Leistungsanpassungen von Zugkilometern sowie deren Auswirkungen auf den Gesamtabgeltungsbetrag dürfen insgesamt nicht mehr als plus/minus 5 % des Auftragswerts des Gesamtangebotes (exklusive Valorisierung) während der gesamten Vertragslaufzeit betragen und werden allfällige Leistungsanpassungen ausschließlich im Rahmen der unionsrechtlich zulässigen Grenzen durchgeführt.

Für die Erbringung der Verkehrsdienste sind derzeit in Betrieb befindliche Dieseltriebfahrzeuge sowie lokbespannte Garnituren zum Einsatz zu bringen.

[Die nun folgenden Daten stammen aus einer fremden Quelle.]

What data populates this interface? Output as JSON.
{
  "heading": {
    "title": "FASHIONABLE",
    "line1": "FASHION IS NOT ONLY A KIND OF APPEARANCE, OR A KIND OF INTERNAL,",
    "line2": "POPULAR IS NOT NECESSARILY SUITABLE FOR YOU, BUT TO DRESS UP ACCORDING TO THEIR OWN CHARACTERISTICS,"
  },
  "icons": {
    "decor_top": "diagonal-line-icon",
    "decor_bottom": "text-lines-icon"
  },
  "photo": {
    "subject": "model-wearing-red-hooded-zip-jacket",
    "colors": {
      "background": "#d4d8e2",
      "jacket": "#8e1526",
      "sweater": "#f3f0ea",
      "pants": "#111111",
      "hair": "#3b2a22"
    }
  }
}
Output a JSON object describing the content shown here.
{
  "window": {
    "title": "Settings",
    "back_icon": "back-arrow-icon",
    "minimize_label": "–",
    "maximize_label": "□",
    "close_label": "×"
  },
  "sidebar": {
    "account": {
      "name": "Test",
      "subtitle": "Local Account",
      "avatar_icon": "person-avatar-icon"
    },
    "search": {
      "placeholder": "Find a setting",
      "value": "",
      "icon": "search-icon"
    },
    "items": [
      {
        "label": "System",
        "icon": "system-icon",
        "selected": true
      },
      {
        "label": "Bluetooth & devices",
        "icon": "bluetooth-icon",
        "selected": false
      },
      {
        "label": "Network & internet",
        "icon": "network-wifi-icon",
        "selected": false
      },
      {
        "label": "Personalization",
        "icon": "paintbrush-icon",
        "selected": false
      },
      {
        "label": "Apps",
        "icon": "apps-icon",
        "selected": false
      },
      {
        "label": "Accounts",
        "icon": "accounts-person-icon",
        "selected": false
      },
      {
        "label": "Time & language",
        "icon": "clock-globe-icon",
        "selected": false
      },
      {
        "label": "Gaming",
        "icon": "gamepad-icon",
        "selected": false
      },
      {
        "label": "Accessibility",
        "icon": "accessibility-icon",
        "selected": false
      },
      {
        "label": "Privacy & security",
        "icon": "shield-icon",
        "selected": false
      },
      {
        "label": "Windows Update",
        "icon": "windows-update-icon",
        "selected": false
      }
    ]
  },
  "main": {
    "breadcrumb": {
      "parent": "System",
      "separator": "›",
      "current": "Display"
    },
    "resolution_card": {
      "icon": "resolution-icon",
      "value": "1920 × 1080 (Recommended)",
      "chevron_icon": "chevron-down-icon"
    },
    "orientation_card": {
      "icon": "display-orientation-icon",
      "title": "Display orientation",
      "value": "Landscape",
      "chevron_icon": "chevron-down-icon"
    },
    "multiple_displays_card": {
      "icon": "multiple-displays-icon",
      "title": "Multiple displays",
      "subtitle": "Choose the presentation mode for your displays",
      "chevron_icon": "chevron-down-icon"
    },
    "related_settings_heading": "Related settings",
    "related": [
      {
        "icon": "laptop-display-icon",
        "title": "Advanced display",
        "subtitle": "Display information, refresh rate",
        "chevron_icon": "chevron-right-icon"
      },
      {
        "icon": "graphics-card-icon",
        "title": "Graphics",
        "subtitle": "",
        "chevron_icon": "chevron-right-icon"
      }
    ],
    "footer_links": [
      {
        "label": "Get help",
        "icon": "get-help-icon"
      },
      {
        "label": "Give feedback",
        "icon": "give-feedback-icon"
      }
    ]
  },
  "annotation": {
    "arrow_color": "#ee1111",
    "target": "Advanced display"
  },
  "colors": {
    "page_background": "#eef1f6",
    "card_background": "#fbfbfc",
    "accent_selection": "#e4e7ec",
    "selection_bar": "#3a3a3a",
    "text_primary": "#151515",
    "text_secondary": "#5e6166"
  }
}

Auf den im Rahmen der Beauftragung zu erbringenden Leistungen sind grundsätzlich die Tarife der Verkehrsverbund Tirol GmbH gültig. Über die Ausgabe von Fahrkarten zu unternehmensspezifischen Tarifen hat sich das Eisenbahnunternehmen gegebenenfalls mit dem Auftraggeber sowie der Verkehrsverbund Tirol GmbH ins Einvernehmen zu setzen.

Die Vergabe des gegenständlichen Auftrages durch die zuständige Behörde ist mit Fahrplanwechsel 2023/2024 beschränkt. Der Auftraggeber behält sich eine Verlängerungsoption um bis zu 2 Fahrplanperioden, unter Bedingungen, die im Rahmen der Vertragsverhandlungen fixiert werden, vor.